Tras un mensaje de bienvenida, emitido en tono metálico por algún colega autómata de Alexa o Siri, dio inicio el innovador concierto, entre juegos de luces e imágenes creadas con inteligencia artificial que se proyectaban en pantallas gigantes. Acompañados por la Orquesta Filarmónica, fueron desfilando por el escenario cantantes nacionales de la talla de Sebas Guillem, Mau Madriz, Rowena Scott e Iriabelle González, quienes interpretaron canciones generadas a través de ChatGPT, en distintos géneros como ranchero, balada, rock indie y reggae latino.
Cada uno le imprimió su particular toque personal y emotivo, confirmando que, en el arte, y en muchos otros campos, por más adelantos tecnológicos que experimentemos, es imposible reemplazar el talento, la pasión y el sentimiento humanos que dan vida y enaltecen las manifestaciones artísticas.
Y la razón es muy simple: ni ChatGPT ni los robots bailarines tienen lo que nos distingue a cada uno de los ahí presentes: emociones, sentimientos, vivencias… en fin, un alma sensible y receptiva que se conmueve, alegre o reflexiona al compás de una canción interpretada desde el corazón por otro ser humano con el que conectamos a un nivel único y profundo que ningún robot podrá igualar.
Lo pudimos percibir entre gritos, bailes y aplausos, quienes estuvimos tanto en el concierto de BAVAR.IA como en el lanzamiento del nuevo sencillo de Pedro y José Capmany. ¿Qué habrían sido esas canciones sin el público presente o los arreglos derivados del talento y sensibilidad humanas? No habría pasado de ser un soso y frío ejercicio de composición digital.

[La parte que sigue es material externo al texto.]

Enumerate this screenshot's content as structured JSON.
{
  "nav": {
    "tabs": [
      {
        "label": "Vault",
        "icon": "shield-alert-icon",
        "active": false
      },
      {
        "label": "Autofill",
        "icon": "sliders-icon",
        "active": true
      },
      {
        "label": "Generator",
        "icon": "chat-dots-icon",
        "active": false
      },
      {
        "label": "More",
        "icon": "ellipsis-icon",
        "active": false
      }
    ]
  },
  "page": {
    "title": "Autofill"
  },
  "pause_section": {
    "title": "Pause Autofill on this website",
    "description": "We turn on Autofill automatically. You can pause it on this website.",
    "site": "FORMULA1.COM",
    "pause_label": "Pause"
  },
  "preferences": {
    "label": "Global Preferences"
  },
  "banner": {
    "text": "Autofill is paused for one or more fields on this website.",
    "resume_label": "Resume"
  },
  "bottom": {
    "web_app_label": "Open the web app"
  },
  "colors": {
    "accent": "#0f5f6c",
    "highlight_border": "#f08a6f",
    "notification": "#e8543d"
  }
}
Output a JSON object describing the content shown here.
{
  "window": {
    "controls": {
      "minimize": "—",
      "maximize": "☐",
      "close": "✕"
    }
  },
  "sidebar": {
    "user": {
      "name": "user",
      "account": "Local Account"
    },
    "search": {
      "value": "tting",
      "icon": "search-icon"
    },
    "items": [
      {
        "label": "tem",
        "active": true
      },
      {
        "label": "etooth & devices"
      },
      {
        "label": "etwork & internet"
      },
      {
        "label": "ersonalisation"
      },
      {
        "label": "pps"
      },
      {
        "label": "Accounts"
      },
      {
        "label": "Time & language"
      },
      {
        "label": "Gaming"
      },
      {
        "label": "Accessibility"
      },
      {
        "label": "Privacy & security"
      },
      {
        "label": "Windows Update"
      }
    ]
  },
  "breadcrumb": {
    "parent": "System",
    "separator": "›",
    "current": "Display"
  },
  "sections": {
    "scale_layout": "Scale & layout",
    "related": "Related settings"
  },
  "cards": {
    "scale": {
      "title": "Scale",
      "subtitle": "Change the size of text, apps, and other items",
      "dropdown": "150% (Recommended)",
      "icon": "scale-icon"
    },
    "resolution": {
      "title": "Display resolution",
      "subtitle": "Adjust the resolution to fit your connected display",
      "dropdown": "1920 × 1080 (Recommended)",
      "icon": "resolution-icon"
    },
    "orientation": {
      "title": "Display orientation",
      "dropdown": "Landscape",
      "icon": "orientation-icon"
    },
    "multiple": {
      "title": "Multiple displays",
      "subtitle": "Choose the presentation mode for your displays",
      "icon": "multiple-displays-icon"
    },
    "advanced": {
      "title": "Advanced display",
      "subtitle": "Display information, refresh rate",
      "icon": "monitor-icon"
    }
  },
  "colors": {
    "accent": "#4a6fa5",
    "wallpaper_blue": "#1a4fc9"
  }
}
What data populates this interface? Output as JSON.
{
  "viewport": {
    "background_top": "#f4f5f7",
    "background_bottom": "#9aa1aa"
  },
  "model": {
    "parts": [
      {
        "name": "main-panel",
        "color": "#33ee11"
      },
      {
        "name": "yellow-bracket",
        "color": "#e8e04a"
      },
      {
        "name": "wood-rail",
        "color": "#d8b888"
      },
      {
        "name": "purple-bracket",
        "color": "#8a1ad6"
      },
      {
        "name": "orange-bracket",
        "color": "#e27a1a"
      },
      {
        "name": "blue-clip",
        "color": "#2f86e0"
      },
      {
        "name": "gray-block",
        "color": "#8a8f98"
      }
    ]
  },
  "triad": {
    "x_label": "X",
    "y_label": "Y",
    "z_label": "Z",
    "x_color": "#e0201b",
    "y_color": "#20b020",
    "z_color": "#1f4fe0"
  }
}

Al añadir el factor humano, no solo potenciamos el resultado, sino que lo complementamos con eso que hace único al arte: su infinita e imperecedera capacidad de tocarnos las fibras más sensibles, provocándonos una risa, un recuerdo o unas lágrimas al recordar.
Una muestra más de cómo la tecnología, al igual que lo ha sido a lo largo de nuestra historia, sirve de aliado y facilitador en la consecución de grandes hitos que, sin ella, jamás hubiéramos logrado.
Humano y robot no tienen por qué ser enemigos ni mutuamente excluyentes en su acelerado caminar. Si logran unirse y trabajar en conjunto, desde la ética, la responsabilidad y un auténtico espíritu constructivo, es mucho lo positivo que se puede alcanzar en nombre del bien común.
Ya pudimos comprobar de lo que es capaz de hacer con la música. ¿En qué otras áreas de nuestra vida cotidiana podríamos utilizarla con nobles y edificantes propósitos? Ni la más avanzada tecnología tiene la respuesta. Eso ya nos compete a los únicos buenos o malos en esta historia: nosotros.